Measuring marine biodiversity using ‘environmental DNA’ – an application of gene sequencing in environmental biology – should allow rapid assessment of changes in marine life. This makes environmental DNA (eDNA) a critical tool for managing our response to climate change. But eDNA only works well if key implementation steps are followed, according to a new Los Angeles and Long Beach area study published in the journal. Berg.
said Regina Wetzer, curator and director of the Center for Marine Biodiversity at the Natural History Museum of Los Angeles County (NHM).
Answering these questions included contributions from the Natural History Museum, multiple academic institutions, environmental consultants, and government agencies—highlighting the challenges involved in the use of eDNA, but also the widespread interest in its use.
eDNA uses genetic sequencing of samples from the environment (in this case, ocean water) to tally biodiversity. “There are genes that vary enough between species that they can be used as identification markers. Every organism secretes DNA by shedding skin cells or other substances, so we can take a cup of seawater, sequence the DNA in it, and use that for inventory,” Zack Gold said. Lead author of the study “Biota of the region.”
The adjacent Port of Los Angeles and the Port of Long Beach make up one of the world’s largest port complexes and are sites of intense environmental interest. This made it an interesting site to test the ability of eDNA to serve as an effective tool for assessing biodiversity.
This study coupled eDNA sampling and conventional vessel trawl sampling at seven locations in the port complex. At each site, the researchers collected multiple RNA samples, each from about one liter of seawater, before hauling a trawl in the same area. This allowed comparison of eDNA with traditional biodiversity assessment techniques: eDNA detected approximately 17 species of trawled fish, but also detected an additional 55 native fish species. Detecting these additional species through conventional sampling requires many sampling trips and very high expenses.
“We were thrilled to see eDNA being validated alongside ‘traditional’ sampling, but we were really excited to see the additional information that came from eDNA,” said Dean Bentchev, researcher and program director at the Diversity Initiative for the Southern California Ocean (DISCO). ) in NHM. But obtaining this additional information depends on having a complete genetic reference library for all the fish in the area—the genetic sequence in an eDNA sample can only be resolved for a species if there is a reference sequence on file for that species. All fish in the eDNA samples in this study were resolved only after the researchers added the last few fish references to the sequence library.
eDNA samples from different port locations yielded inventories of different species at a statistically significant level. That answered an important question: Can eDNA measure variation across a small area such as a port complex, or does seawater mix so thoroughly that local variations become completely blurred? This study showed that eDNA in this ocean environment can detect differences between nearby places that are only a few hundred meters apart.

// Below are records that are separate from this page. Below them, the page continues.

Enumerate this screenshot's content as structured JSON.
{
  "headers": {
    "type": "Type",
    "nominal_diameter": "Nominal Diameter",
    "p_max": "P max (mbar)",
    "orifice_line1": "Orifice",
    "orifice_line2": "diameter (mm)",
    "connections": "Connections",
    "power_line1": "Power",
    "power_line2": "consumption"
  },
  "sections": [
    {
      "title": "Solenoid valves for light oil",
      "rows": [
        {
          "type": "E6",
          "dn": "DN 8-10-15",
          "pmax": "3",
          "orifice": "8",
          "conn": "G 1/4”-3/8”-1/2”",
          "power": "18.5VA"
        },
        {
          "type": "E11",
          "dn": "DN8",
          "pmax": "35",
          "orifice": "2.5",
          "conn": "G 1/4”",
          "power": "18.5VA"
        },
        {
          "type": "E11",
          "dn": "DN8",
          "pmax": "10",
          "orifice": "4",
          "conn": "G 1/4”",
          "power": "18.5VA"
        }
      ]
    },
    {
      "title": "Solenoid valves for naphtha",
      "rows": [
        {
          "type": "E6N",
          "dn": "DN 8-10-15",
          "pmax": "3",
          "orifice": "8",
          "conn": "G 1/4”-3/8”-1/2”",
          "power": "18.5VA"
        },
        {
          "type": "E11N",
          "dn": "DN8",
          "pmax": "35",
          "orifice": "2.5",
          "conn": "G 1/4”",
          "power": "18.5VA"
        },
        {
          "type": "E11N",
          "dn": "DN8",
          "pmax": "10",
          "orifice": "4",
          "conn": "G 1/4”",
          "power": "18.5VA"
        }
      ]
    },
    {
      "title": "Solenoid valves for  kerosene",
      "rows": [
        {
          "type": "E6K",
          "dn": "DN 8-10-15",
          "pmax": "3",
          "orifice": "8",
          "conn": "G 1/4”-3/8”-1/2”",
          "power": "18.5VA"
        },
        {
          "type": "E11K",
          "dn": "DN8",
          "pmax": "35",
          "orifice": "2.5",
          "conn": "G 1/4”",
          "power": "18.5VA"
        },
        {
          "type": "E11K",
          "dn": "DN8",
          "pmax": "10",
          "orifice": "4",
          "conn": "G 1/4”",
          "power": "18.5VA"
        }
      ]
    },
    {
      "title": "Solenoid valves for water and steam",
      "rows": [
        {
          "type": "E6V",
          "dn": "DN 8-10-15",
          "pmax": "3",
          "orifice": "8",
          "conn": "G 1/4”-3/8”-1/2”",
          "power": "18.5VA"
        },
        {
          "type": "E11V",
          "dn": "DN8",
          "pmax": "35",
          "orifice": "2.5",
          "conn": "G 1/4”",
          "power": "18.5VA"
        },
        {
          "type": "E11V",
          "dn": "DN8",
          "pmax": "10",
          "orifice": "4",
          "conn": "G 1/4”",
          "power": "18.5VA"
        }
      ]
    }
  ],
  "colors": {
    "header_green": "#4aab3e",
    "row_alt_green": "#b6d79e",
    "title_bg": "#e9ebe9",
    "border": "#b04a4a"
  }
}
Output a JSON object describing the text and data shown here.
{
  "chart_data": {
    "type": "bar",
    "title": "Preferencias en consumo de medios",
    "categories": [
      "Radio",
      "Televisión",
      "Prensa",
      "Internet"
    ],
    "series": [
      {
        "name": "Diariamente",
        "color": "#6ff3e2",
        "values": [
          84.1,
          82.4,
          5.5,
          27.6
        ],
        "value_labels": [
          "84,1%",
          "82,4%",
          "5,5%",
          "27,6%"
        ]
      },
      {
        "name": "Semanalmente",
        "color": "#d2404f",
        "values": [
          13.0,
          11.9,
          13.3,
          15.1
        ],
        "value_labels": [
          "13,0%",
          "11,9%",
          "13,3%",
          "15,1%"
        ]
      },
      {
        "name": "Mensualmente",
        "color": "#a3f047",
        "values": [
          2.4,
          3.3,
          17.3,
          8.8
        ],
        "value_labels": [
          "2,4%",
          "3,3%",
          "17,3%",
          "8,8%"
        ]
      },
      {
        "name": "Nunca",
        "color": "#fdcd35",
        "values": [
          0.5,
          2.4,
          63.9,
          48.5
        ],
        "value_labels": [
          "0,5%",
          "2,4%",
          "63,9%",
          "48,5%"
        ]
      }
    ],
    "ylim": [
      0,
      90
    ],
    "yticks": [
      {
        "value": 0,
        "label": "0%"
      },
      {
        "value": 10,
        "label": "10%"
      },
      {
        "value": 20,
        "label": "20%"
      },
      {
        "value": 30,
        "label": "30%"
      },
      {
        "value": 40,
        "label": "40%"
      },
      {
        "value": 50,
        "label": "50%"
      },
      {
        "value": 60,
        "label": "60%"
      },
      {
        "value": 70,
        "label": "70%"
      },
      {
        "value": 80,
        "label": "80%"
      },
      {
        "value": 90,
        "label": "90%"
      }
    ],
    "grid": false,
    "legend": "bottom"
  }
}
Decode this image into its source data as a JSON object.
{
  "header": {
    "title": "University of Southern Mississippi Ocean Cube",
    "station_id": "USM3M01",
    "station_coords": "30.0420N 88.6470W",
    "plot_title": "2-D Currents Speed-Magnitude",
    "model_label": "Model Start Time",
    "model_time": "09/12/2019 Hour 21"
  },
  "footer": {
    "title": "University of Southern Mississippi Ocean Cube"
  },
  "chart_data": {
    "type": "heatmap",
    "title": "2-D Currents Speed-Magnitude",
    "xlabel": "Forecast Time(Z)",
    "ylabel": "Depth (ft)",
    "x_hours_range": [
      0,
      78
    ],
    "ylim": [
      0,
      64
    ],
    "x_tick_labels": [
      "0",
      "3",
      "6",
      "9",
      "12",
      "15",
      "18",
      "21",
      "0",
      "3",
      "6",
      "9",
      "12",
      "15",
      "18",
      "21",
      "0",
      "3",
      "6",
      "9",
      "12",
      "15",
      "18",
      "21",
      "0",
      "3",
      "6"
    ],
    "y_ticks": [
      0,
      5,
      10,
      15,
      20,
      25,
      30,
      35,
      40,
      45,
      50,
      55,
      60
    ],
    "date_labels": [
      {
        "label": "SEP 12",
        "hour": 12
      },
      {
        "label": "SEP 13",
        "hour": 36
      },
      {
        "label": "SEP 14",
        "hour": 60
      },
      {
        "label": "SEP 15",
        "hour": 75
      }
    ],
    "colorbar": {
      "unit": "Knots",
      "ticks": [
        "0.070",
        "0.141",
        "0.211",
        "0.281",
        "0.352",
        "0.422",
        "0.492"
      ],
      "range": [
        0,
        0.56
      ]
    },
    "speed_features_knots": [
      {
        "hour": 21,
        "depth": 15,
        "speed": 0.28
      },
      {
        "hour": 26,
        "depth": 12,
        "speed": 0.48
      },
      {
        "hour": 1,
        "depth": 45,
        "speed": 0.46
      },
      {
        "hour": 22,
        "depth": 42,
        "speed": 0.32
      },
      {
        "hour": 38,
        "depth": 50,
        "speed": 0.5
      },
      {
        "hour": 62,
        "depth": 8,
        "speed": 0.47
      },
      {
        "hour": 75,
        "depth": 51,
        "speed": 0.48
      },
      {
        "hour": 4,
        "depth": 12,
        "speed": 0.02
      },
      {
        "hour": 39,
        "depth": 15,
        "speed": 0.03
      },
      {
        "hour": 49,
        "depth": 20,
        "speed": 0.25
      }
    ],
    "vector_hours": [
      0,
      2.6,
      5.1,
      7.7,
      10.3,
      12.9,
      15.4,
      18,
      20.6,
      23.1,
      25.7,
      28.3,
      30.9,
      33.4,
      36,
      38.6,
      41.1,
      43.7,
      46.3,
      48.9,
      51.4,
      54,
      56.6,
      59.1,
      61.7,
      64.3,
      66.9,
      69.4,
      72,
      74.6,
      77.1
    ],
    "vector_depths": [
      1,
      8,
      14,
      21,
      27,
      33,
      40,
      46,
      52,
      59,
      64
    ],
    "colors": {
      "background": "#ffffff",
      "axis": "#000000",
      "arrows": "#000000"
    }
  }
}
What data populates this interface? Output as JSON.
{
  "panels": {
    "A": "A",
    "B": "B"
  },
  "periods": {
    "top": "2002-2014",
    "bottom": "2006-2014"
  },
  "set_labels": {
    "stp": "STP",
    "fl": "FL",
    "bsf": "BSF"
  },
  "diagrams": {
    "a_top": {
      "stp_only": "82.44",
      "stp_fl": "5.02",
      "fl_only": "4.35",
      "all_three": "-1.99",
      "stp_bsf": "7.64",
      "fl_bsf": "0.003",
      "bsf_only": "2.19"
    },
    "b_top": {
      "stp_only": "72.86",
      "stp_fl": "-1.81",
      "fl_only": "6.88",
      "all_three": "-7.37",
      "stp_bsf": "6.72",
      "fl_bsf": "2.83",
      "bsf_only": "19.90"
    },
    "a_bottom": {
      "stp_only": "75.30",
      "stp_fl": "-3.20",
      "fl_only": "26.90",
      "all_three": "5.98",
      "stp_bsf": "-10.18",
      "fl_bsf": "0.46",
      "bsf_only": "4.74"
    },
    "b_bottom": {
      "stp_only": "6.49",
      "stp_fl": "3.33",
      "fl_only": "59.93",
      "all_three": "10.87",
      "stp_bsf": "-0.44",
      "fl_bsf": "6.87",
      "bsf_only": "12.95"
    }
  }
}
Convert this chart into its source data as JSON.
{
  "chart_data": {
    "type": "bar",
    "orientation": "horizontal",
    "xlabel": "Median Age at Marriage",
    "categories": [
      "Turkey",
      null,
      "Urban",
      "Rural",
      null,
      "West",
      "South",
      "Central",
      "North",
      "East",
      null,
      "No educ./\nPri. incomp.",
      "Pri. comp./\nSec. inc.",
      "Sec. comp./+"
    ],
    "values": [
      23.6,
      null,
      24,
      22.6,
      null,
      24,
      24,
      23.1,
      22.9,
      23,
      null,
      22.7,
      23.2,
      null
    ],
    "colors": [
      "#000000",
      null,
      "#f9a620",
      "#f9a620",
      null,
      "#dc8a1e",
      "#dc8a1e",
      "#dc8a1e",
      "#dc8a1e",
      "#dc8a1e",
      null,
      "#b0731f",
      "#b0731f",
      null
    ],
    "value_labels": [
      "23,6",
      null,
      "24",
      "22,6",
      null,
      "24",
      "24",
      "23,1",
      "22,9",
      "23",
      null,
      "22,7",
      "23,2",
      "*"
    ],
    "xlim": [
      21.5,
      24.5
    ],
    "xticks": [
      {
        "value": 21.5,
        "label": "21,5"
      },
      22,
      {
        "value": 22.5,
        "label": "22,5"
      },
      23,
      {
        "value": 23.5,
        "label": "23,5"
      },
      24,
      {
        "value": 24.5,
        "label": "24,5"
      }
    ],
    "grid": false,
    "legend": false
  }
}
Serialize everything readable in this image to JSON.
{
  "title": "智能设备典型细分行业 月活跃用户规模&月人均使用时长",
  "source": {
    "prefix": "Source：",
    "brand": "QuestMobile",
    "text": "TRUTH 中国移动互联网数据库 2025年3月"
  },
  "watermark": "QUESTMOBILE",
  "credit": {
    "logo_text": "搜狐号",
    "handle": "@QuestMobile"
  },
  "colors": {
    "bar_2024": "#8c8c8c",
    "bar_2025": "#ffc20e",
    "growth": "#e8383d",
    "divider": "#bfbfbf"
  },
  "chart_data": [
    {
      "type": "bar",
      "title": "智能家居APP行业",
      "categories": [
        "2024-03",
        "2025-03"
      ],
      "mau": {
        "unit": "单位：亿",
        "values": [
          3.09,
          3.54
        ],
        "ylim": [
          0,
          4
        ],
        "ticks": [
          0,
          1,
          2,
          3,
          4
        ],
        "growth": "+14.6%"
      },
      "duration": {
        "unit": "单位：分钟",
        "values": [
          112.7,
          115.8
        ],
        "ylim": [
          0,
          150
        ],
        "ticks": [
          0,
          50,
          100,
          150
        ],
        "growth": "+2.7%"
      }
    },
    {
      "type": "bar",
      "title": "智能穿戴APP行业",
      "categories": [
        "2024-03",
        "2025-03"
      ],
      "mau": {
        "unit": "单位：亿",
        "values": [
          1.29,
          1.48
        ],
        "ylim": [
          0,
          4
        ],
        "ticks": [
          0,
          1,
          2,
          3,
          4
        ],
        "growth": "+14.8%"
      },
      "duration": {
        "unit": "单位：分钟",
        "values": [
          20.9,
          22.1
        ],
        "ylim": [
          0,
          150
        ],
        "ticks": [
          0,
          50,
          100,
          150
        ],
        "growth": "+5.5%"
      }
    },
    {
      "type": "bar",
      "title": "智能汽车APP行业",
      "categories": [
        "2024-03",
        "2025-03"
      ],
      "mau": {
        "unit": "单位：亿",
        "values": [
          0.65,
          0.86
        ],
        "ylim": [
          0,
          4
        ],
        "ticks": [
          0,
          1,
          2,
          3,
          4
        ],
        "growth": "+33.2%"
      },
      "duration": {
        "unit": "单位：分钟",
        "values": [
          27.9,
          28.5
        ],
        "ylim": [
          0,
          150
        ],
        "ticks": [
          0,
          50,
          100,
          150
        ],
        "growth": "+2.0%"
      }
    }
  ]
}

Building on this pilot project, the authors have compiled a set of recommendations for managers who consider eDNA as a tool for assessing biodiversity. The recommendations cover careful selection of specific genes and specific advice on how to clean sequence data from eDNA samples before searching for sequence matches. Because of the successful species resolution that resulted from the construction of a fully sequenced reference library, the main recommendation is to establish regional reference databases.
“These samples of the environment are like time capsules that we will be able to exploit in the future,” said Adam Wall, Crustacea collections manager at NHM. This sentiment prompted other recommendations of the group: archiving eDNA samples and sequencing data for long-term use. As sequencing technology improves, additional information can come from the samples. As genomic data analysis techniques improve and libraries of genomic references expand, sequence data can be analyzed again for additional results beyond the fish inventories published in this study.
Co-authors on this study include researchers from a wide range of institutions: Zachary Gold (now at the National Oceanic and Atmospheric Administration), Rachel S.Meyer (now at the University of California, Santa Cruz), and Paul H. Robert Wayne of the University of California, Los Angeles. Los Angeles ; T. M. Schweitzer of Colorado State University; Emily E. Cord from Landmark College, Vermont; Regina Weitzer, Adam R. Wall, and N. Dean Benchev at the Los Angeles County Museum of Natural History; Kevin Stolzenbach at Wood Environment and Infrastructure, Inc. Kat Brickett in Los Angeles Harbor and Justin Lloyd in Long Beach Harbor. The project was supported by funding from the Port of Los Angeles and the Port of Long Beach.